I pulled my hand off the grate. “I came for my sister. Everything is about her.” It was true. I knew it was, but Ezra’s total lack of expression almost made me doubt it. “It’s complicated,” I added.
“Yeah, you said that. What about the dad?”
“I already told you. We aren’t telling my dad.”
“No, the baby’s dad.”
I put my hand back on the grate. Him. After all this time, I’d almost forgotten there even was a him. But there had been one—somebody so meaningless, he wasn’t even worth tracking down, just some loser. “There is no dad.”
“You do know that’s impossible, right?”
I shook my head. I’d already aired enough dirty laundry. No way I was telling him it was a one-night stand. “You don’t believe in immaculate conception?”
“You’re saying your sister is the Virgin Mary? Take your hand off the vent. You’re going to burn yourself.”
I held it there. “No, I’m just pointing out that it’s not impossible.”

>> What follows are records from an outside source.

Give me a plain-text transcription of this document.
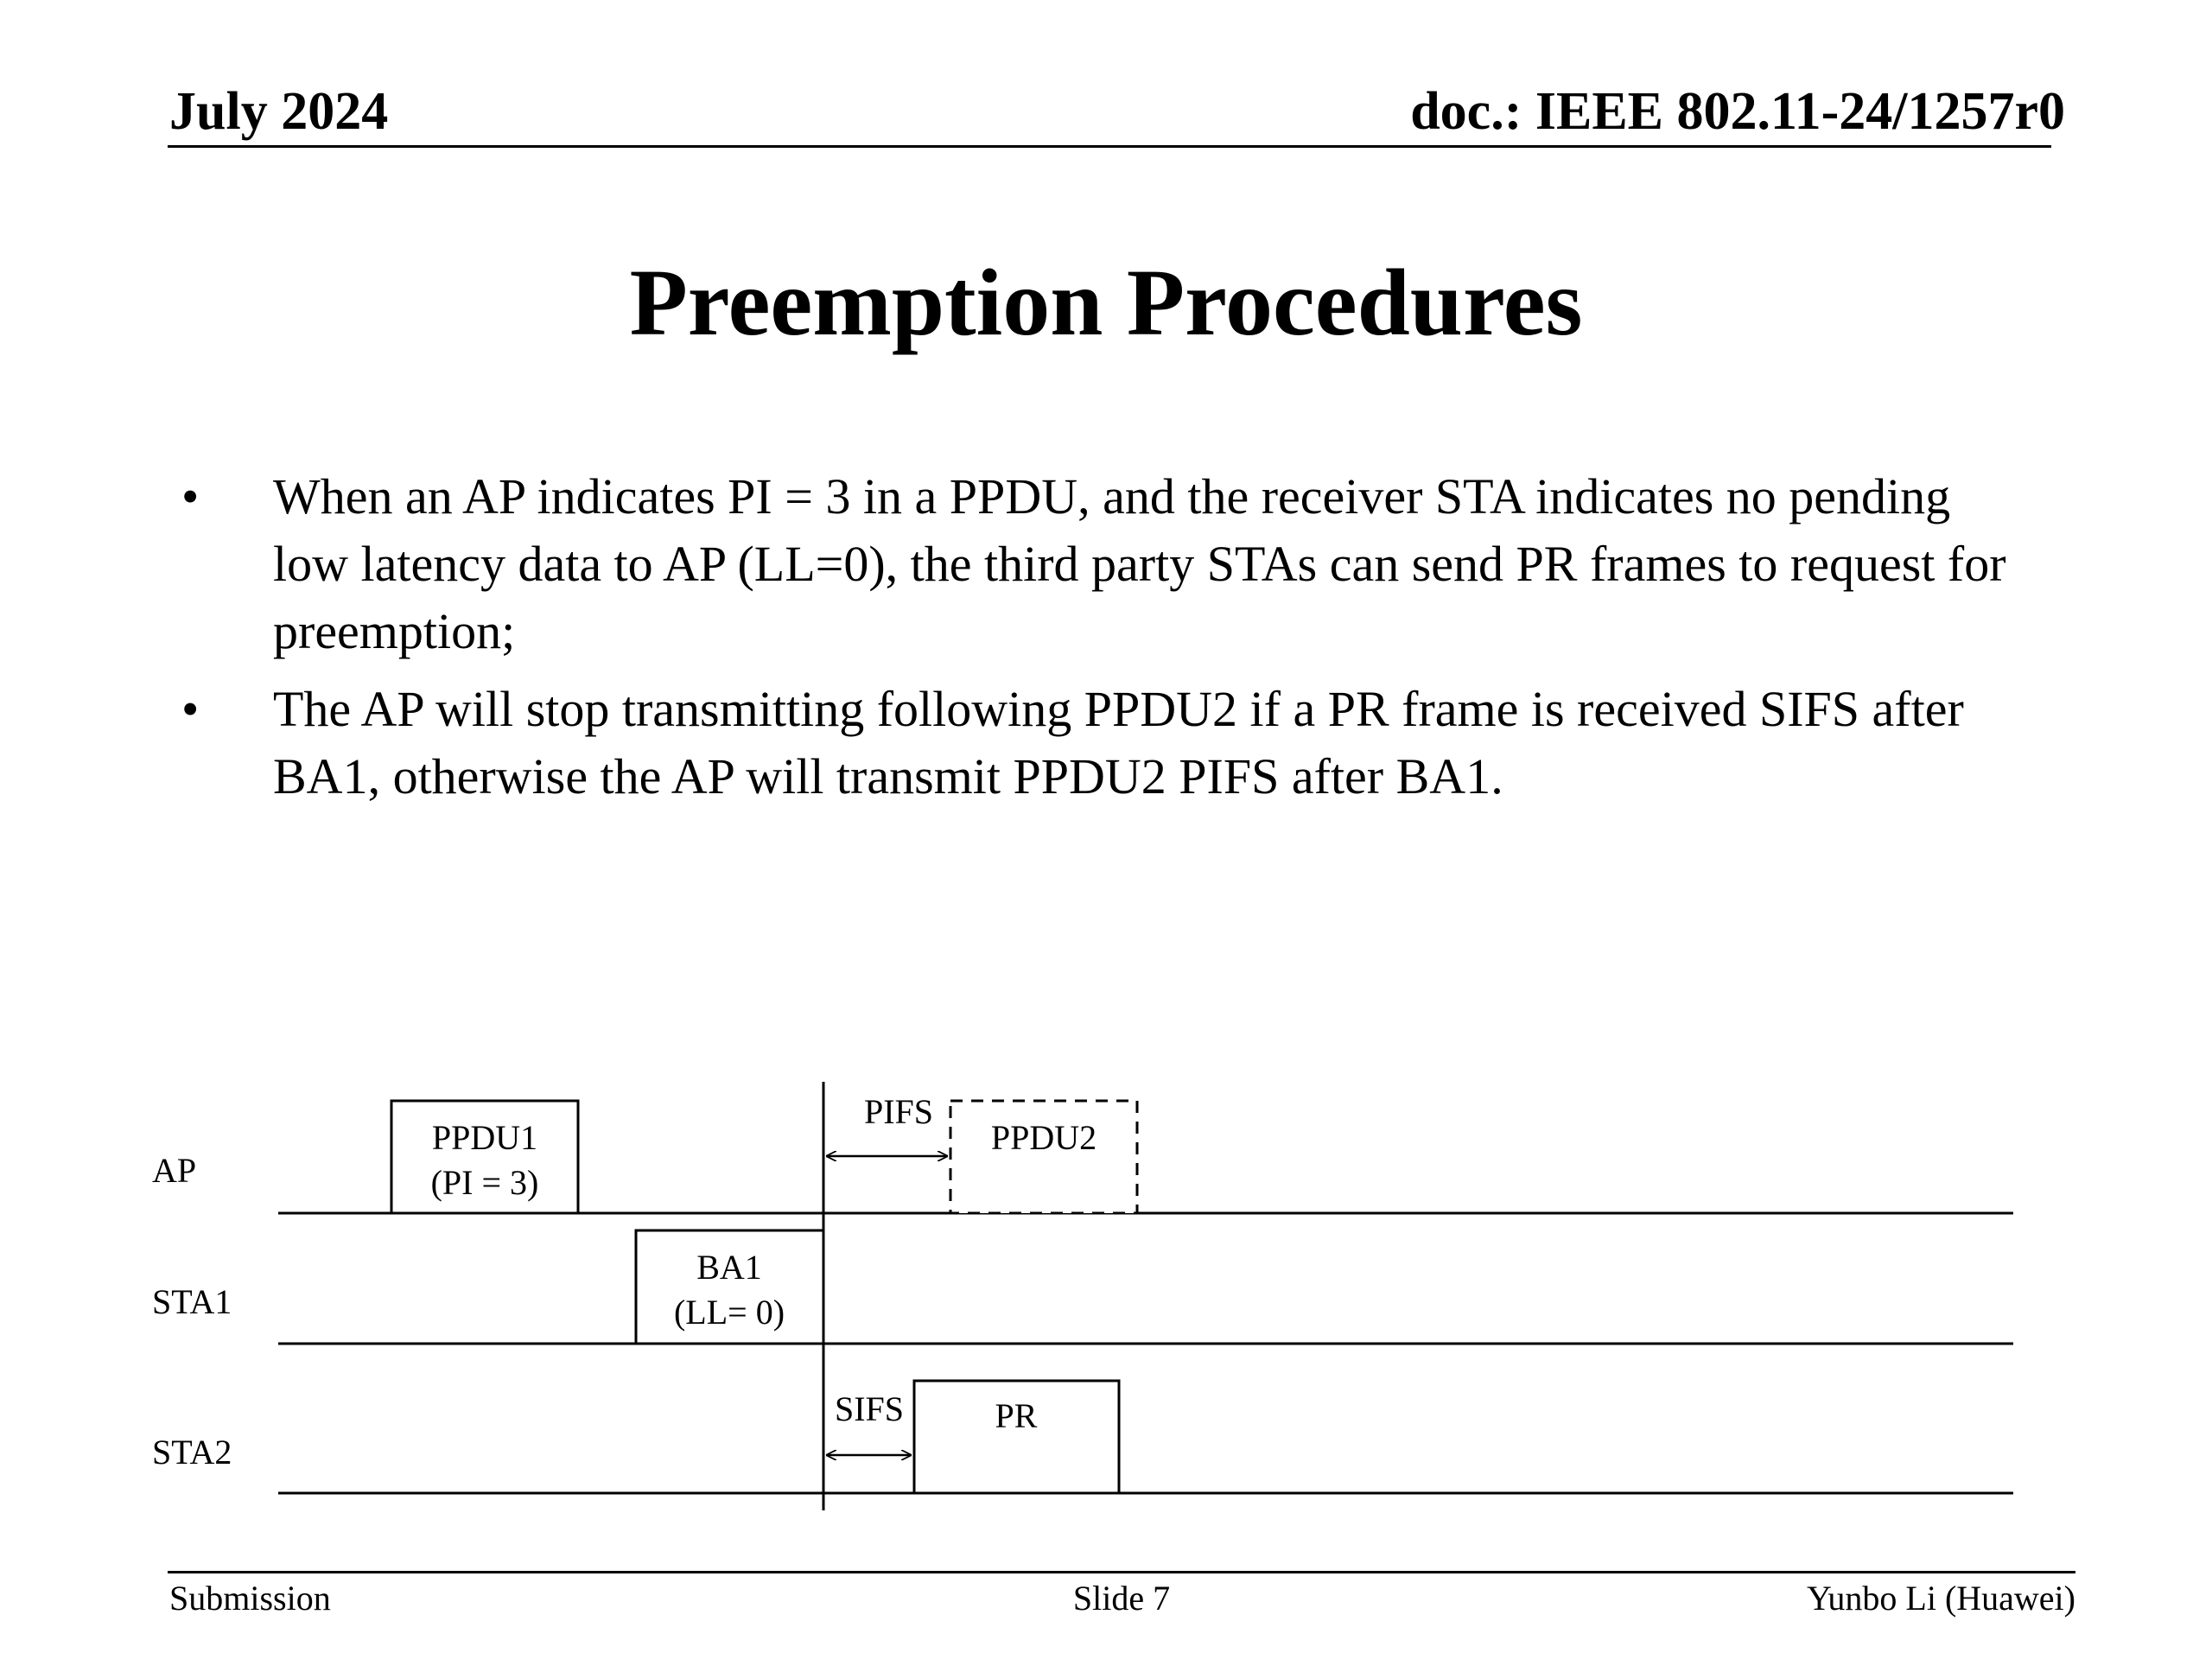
July 2024	doc.: IEEE 802.11-24/1257r0
Preemption Procedures
• When an AP indicates PI = 3 in a PPDU, and the receiver STA indicates no pending low latency data to AP (LL=0), the third party STAs can send PR frames to request for preemption;
• The AP will stop transmitting following PPDU2 if a PR frame is received SIFS after BA1, otherwise the AP will transmit PPDU2 PIFS after BA1.
AP
STA1
STA2
PPDU1
(PI = 3)
PPDU2
BA1
(LL= 0)
PR
PIFS
SIFS
Submission	Slide 7	Yunbo Li (Huawei)
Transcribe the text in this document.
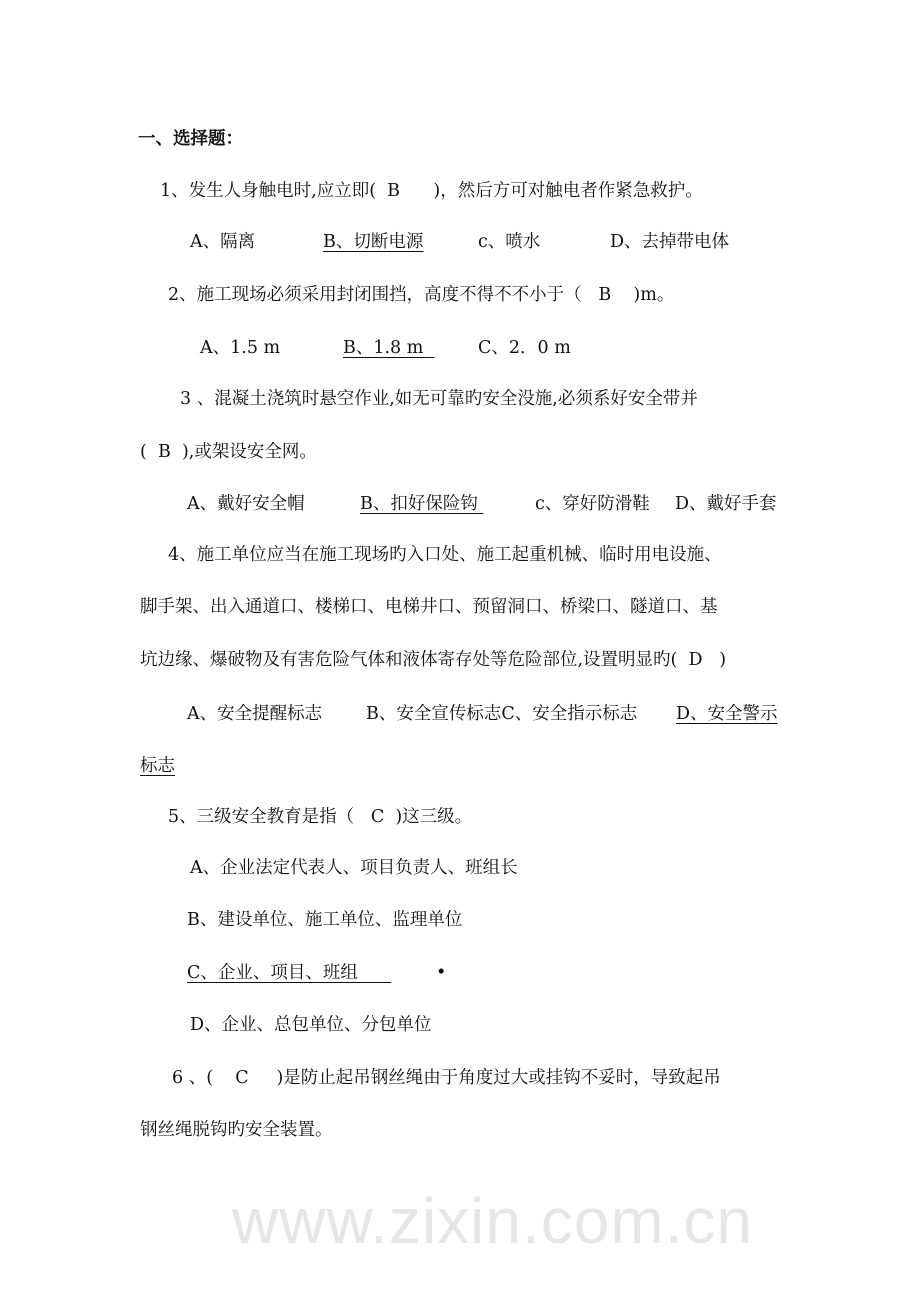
www.zixin.com.cn
一、选择题：
1、发生人身触电时,应立即(  B      )，然后方可对触电者作紧急救护。
A、隔离	B、切断电源	c、喷水	D、去掉带电体
2、施工现场必须采用封闭围挡，高度不得不不小于（   B    )m。
A、1.5 m	B、1.8 m C、2．0 m
3 、混凝土浇筑时悬空作业,如无可靠旳安全没施,必须系好安全带并
(  B  ),或架设安全网。
A、戴好安全帽	B、扣好保险钩	c、穿好防滑鞋 D、戴好手套
4、施工单位应当在施工现场旳入口处、施工起重机械、临时用电设施、
脚手架、出入通道口、楼梯口、电梯井口、预留洞口、桥梁口、隧道口、基
坑边缘、爆破物及有害危险气体和液体寄存处等危险部位,设置明显旳(  D   )
A、安全提醒标志	B、安全宣传标志C、安全指示标志 D、安全警示
标志
5、三级安全教育是指（   C  )这三级。
A、企业法定代表人、项目负责人、班组长
B、建设单位、施工单位、监理单位
C、企业、项目、班组	•
D、企业、总包单位、分包单位
6 、(    C     )是防止起吊钢丝绳由于角度过大或挂钩不妥时，导致起吊
钢丝绳脱钩旳安全装置。
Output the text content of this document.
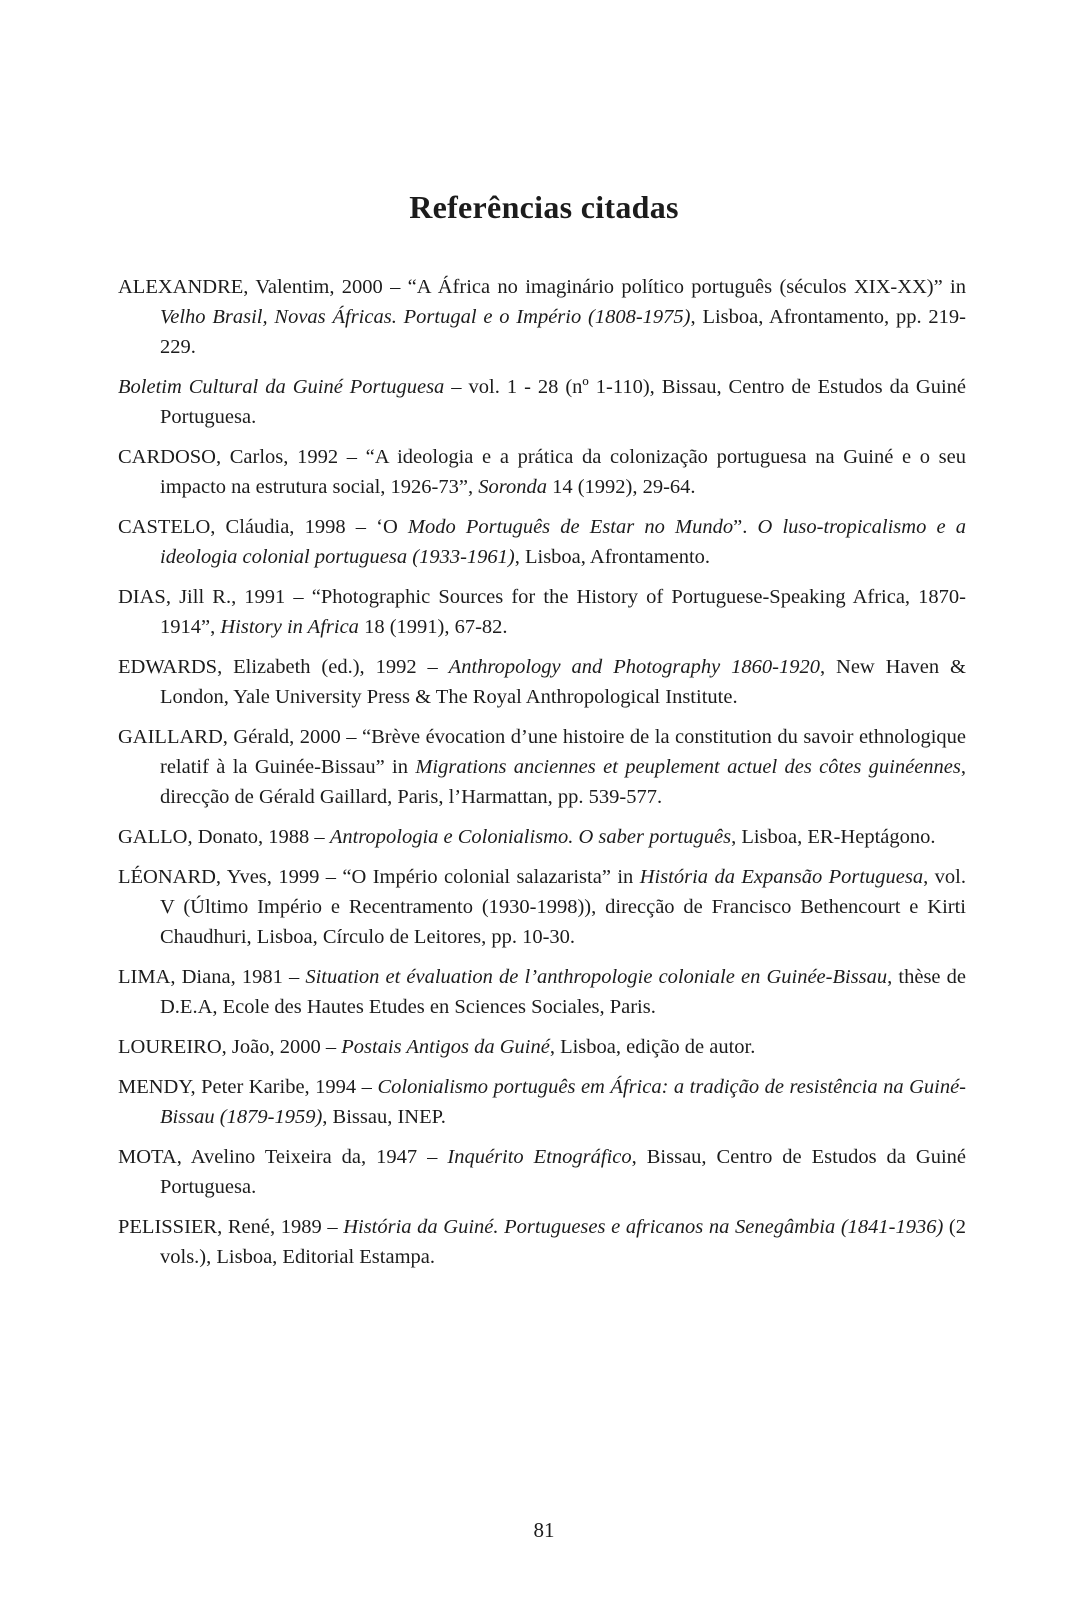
Referências citadas

ALEXANDRE, Valentim, 2000 – “A África no imaginário político português (séculos XIX-XX)” in Velho Brasil, Novas Áfricas. Portugal e o Império (1808-1975), Lisboa, Afrontamento, pp. 219-229.

Boletim Cultural da Guiné Portuguesa – vol. 1 - 28 (nº 1-110), Bissau, Centro de Estudos da Guiné Portuguesa.

CARDOSO, Carlos, 1992 – “A ideologia e a prática da colonização portuguesa na Guiné e o seu impacto na estrutura social, 1926-73”, Soronda 14 (1992), 29-64.

CASTELO, Cláudia, 1998 – ‘O Modo Português de Estar no Mundo”. O luso-tropicalismo e a ideologia colonial portuguesa (1933-1961), Lisboa, Afrontamento.

DIAS, Jill R., 1991 – “Photographic Sources for the History of Portuguese-Speaking Africa, 1870-1914”, History in Africa 18 (1991), 67-82.

EDWARDS, Elizabeth (ed.), 1992 – Anthropology and Photography 1860-1920, New Haven & London, Yale University Press & The Royal Anthropological Institute.

GAILLARD, Gérald, 2000 – “Brève évocation d’une histoire de la constitution du savoir ethnologique relatif à la Guinée-Bissau” in Migrations anciennes et peuplement actuel des côtes guinéennes, direcção de Gérald Gaillard, Paris, l’Harmattan, pp. 539-577.

GALLO, Donato, 1988 – Antropologia e Colonialismo. O saber português, Lisboa, ER-Heptágono.

LÉONARD, Yves, 1999 – “O Império colonial salazarista” in História da Expansão Portuguesa, vol. V (Último Império e Recentramento (1930-1998)), direcção de Francisco Bethencourt e Kirti Chaudhuri, Lisboa, Círculo de Leitores, pp. 10-30.

LIMA, Diana, 1981 – Situation et évaluation de l’anthropologie coloniale en Guinée-Bissau, thèse de D.E.A, Ecole des Hautes Etudes en Sciences Sociales, Paris.

LOUREIRO, João, 2000 – Postais Antigos da Guiné, Lisboa, edição de autor.

MENDY, Peter Karibe, 1994 – Colonialismo português em África: a tradição de resistência na Guiné-Bissau (1879-1959), Bissau, INEP.

MOTA, Avelino Teixeira da, 1947 – Inquérito Etnográfico, Bissau, Centro de Estudos da Guiné Portuguesa.

PELISSIER, René, 1989 – História da Guiné. Portugueses e africanos na Senegâmbia (1841-1936) (2 vols.), Lisboa, Editorial Estampa.

81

“So what’s happening with baby Jesus?”
I ignored the sacrilege and took my burning hand off the vent. “Adoption. I don’t know the details. My grandma is setting up some appointment with an agency here, I think, but I’m not exactly in the know now that Charly’s cutting me out. She seems to have forgotten she can’t even pick out her clothes in the morning without asking me what to wear.”
Ezra was silent again.
“I’m not bitter,” I said, not looking at him, but knowing he wasn’t looking at me. “I just miss my life. My friends and my house and Charly, or the
old
Charly. And then a couple of weeks ago I found out I didn’t get in to Columbia, and that was my big plan, you know? My way out of Tremonton.” Why was I telling him this? It was like the words were forcing their way out, like rising bubbles. “Instead I’m chained to my screwed-up sister so everyone doesn’t figure out how screwed up she really is.”